Further, at this time, the filling plate does not need to be inserted into the gap between the cathode plate and the rib at the same time as the electrode group is stored, and may be inserted before or after the electrode group is stored. Further, the filling plate may be removed after extra electrolyte is injected, initial charging is completed, and the excess electrolyte is removed.

Furthermore, by using a filling plate 8' made of a porous material as shown in FIG. 6 as a filling plate, the excess electrolyte is absorbed into the filling plate 8I, and the outer surface of the cathode plate at the end face of the electrode group is wiped. It is also possible to do so.

According to the present invention, oxygen gas can be sufficiently absorbed on the outer surface of the cathode plate 5 on the end face of the electrode group, and water decomposition is small even when charging with a relatively large current, so that the battery can maintain a long service life. It is also possible to improve voltage fluctuations that occur temporarily due to delays in gas absorption.

As described above, the present invention has great industrial value.

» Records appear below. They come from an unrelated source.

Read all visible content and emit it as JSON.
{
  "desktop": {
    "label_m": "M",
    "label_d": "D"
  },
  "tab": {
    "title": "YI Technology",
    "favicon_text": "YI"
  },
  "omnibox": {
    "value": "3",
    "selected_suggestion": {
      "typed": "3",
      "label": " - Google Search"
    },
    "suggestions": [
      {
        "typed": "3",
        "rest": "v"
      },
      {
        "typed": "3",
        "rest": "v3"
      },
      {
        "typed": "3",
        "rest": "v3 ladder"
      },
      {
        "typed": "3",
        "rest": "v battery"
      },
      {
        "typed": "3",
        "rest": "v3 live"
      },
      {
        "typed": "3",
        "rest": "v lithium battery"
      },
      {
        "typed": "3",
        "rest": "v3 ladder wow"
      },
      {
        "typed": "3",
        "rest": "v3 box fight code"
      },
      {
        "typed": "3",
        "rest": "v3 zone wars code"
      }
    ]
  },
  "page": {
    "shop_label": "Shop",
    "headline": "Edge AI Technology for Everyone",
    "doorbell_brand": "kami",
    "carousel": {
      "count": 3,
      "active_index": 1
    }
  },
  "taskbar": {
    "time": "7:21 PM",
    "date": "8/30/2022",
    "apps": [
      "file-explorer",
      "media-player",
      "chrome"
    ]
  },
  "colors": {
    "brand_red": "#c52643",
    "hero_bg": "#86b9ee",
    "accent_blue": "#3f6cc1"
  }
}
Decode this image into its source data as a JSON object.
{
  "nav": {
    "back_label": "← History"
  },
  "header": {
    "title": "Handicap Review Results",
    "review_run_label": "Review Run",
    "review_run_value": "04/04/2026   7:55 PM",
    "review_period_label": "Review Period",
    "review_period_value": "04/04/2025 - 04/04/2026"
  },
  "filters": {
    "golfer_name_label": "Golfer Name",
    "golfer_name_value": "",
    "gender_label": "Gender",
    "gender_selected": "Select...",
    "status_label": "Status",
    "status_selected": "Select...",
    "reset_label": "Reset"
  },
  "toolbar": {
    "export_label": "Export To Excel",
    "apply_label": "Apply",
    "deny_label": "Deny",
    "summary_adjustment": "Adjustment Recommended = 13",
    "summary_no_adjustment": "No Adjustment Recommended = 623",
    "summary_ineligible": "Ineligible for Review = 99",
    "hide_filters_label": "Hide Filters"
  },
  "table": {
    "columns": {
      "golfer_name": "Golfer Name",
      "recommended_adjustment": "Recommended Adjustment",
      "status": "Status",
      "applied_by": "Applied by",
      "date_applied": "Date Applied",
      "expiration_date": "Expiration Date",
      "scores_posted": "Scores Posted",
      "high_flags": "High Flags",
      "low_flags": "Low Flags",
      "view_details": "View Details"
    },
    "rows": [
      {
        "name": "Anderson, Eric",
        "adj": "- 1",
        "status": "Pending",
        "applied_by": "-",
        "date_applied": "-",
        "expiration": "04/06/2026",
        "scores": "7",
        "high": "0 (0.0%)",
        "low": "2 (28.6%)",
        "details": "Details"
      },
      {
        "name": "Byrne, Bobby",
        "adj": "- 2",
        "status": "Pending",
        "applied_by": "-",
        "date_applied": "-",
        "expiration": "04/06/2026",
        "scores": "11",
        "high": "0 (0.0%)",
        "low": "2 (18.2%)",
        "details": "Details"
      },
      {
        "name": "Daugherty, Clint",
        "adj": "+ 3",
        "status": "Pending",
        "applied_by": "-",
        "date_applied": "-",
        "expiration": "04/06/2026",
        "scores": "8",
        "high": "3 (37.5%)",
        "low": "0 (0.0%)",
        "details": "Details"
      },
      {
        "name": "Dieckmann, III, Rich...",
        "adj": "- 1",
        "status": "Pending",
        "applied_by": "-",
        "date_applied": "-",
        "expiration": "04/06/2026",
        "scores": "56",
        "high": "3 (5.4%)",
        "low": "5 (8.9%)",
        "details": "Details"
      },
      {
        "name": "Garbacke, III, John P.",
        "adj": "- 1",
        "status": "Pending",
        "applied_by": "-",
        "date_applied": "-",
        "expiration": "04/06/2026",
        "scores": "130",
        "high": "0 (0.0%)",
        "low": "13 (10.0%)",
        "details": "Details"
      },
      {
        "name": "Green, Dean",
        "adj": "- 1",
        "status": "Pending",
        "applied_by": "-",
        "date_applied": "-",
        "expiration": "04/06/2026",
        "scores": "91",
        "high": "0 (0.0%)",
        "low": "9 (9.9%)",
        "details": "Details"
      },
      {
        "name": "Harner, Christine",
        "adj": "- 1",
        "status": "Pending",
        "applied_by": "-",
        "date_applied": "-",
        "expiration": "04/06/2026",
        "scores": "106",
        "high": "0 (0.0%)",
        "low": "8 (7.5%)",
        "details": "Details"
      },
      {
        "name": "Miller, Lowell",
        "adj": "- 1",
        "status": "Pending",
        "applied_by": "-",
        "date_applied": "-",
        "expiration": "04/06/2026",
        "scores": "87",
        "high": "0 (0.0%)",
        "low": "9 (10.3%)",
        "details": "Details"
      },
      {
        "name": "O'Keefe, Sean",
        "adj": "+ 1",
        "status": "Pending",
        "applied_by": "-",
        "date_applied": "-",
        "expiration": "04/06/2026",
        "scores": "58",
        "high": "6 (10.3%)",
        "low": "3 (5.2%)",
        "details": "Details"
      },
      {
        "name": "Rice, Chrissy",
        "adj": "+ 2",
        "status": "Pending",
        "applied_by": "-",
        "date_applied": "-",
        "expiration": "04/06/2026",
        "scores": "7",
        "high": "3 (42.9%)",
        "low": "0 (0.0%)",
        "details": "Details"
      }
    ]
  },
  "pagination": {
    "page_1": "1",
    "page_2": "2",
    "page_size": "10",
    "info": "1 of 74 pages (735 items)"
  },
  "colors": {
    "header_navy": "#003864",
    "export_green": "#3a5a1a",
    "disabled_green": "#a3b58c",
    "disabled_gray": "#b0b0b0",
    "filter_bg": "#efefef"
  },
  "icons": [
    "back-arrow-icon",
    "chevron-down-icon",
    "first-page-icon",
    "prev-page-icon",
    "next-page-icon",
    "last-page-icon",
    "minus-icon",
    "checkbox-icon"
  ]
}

[Brief explanation of the drawing]

FIGS. 1 and 2 are a front sectional view and a side sectional view, respectively, showing the point in time when a pole group is housed in a battery case in an embodiment of the present invention. FIG. 3 is a perspective view of a filling plate in one embodiment of the present invention. Applicant Yuasa Battery Co., Ltd. 6-

Claims (1)

[Scope of Claims] 1) A battery case is used which is equipped with an electrode group in which a cathode plate is disposed on the end face, and a rib is provided on the contact surface of the end face with the cathode plate, and the cathode on the end face is A method for manufacturing a sealed lead-acid battery, comprising the steps of: arranging a filler plate in the gap between the plate and the ribs of the battery case; and removing the filler plate after injecting an electrolyte. 2) Method 0 of manufacturing a sealed lead-acid battery according to claim 1, wherein the filling plate is made of a liquid-absorbing material.